UIS scientists awarded grant to study the impact of record Illinois River flooding
Prior to the April 2013, neither of the Conservancy’s sites had been flooded by the river since restoration activities began. The grant funding will allow scientists to study seasonal and long term changes possibly caused by the introduction of river water into the floodplain-river ecosystem.
“At Emiquon, the levee held but river water flowed into the site inoculating the area with nutrients and organisms,” said Michael Lemke, UIS biology professor and director of the Therkildsen Field Station at Emiquon. “At the Merwin site, the levee breached resulting in a sudden and sustained influx of river water.”
Scientists will be measuring changes to sediment, algal biomass, bacterial communities and zooplankton production. Longer-term impacts on vegetation, fish, and water birds will be determined by comparing post flood 2013 data to existing long-term data sets.
“Knowing the effect of these types of floods is critical where river ecosystems have been developed and where floodplains are now being restored because there are likely trade-offs between using restored floodplains to maintain native species and natural functions and using them to reduce threats to lives and property,” said Lemke.
The overall research effort will be led by Lemke along with UIS Associate Professor of Chemistry Keenan Dungey, who will coordinate the water quality analysis. Research will be done in collaboration with The Nature Conservancy, the Illinois River Biological Station and Forbes Biological Station; both stations are Illinois Natural History Survey facilities.

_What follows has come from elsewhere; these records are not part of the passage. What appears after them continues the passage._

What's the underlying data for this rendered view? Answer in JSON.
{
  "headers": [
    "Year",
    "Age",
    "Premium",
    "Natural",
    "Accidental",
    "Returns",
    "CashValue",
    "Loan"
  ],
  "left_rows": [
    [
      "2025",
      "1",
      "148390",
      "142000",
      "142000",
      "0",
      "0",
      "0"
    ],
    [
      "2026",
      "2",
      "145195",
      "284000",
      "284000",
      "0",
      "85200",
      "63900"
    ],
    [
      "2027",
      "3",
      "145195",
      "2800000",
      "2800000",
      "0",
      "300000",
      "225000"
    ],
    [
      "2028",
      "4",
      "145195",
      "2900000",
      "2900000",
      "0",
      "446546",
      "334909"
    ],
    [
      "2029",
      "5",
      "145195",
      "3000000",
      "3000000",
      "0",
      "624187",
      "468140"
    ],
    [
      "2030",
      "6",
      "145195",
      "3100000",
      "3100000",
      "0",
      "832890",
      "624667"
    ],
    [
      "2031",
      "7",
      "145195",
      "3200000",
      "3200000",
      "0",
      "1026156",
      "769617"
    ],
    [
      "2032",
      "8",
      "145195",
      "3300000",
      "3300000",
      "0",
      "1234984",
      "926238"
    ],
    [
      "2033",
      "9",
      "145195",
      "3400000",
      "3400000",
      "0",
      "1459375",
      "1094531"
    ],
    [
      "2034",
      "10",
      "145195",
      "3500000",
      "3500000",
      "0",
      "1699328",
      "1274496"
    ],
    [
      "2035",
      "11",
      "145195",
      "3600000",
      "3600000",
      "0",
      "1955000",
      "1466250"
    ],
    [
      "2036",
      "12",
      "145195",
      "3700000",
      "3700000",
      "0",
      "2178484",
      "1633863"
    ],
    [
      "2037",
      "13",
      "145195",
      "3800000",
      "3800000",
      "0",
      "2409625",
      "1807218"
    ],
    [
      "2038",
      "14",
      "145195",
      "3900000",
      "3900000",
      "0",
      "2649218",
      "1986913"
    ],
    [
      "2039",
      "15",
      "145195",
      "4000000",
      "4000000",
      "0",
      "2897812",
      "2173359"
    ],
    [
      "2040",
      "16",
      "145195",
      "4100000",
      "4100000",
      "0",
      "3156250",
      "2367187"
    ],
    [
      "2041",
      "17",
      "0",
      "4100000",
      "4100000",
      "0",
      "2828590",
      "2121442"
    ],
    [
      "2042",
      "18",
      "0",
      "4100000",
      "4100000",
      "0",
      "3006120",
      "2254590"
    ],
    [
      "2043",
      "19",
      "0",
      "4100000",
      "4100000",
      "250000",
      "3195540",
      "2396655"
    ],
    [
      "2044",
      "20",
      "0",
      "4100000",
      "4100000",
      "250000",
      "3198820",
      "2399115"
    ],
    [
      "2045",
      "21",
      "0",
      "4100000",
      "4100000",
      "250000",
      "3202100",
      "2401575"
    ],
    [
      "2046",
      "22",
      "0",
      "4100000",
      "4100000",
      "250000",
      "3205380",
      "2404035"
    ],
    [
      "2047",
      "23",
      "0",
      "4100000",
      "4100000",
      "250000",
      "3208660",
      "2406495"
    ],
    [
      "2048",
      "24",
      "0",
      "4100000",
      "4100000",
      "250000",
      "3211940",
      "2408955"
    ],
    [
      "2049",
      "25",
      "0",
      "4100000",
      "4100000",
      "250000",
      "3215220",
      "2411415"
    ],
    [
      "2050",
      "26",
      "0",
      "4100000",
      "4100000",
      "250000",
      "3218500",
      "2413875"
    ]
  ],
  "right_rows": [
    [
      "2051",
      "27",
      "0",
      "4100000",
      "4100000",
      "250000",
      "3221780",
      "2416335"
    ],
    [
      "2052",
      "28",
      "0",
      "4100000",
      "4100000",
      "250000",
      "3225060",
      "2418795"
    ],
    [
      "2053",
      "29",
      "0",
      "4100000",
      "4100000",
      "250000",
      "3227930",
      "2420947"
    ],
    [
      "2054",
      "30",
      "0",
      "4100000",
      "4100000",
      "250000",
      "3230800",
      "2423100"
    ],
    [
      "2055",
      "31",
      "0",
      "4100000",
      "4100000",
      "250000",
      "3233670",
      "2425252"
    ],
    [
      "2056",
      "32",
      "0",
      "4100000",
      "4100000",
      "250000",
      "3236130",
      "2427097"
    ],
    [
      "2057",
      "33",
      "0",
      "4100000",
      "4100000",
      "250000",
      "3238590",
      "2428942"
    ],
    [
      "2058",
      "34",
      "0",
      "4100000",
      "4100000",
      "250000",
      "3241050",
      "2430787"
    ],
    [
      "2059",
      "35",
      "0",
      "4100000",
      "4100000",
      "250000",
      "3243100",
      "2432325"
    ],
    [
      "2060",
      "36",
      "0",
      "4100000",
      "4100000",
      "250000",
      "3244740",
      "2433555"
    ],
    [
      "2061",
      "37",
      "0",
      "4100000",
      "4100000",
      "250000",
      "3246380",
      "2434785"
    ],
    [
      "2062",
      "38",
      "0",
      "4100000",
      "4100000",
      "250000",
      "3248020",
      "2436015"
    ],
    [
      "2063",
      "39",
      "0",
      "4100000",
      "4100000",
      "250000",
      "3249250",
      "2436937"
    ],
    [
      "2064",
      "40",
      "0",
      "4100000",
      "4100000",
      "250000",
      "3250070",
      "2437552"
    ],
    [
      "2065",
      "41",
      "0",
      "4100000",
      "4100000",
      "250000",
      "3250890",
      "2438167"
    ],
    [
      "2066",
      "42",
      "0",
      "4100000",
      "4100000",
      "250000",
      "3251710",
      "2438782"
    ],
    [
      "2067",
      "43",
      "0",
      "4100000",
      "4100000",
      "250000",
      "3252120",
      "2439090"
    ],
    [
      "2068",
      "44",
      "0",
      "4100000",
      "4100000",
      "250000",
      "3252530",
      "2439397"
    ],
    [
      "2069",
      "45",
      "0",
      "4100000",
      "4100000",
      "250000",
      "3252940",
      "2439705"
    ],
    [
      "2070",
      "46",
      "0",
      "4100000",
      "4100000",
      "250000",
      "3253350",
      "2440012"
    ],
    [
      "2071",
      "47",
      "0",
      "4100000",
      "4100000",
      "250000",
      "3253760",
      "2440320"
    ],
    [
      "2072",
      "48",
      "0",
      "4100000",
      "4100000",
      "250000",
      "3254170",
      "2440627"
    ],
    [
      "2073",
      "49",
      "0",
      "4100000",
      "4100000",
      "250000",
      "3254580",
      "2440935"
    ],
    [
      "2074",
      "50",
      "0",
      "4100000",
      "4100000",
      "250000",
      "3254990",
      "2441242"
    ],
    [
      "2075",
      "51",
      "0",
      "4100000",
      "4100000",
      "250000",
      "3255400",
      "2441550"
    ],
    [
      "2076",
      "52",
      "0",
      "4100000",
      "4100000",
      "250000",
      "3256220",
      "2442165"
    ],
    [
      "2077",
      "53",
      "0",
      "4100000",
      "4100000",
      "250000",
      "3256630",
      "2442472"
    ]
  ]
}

“This marks the first time the three field stations have collaborated on a joint effort to study the Illinois River floodplain,” said Lemke. “This is an especially exciting aspect of this work.”
Restoration of the Conservancy’s 1200-acre Merwin Preserve and their 6600-acre Emiquon Preserve began in 1999 and 2007 respectively. Both properties are immediately adjacent to the Illinois River and are undergoing a transformation from farmland to its natural state – a large river floodplain. The projects represent two of the largest floodplain restoration projects in the Midwest. The UIS Therkildsen Field Station at Emiquon was founded in 2008 in order to study, research, and document these unique, immense projects.
The National Science Foundation grant will support a Ph.D. candidate, two UIS graduate students, and three UIS undergraduate students studying river ecology.
Lessons learned from the research will be shared with public, government and private organizations through publications and field-based lectures/workshops for students and groups visiting Emiquon.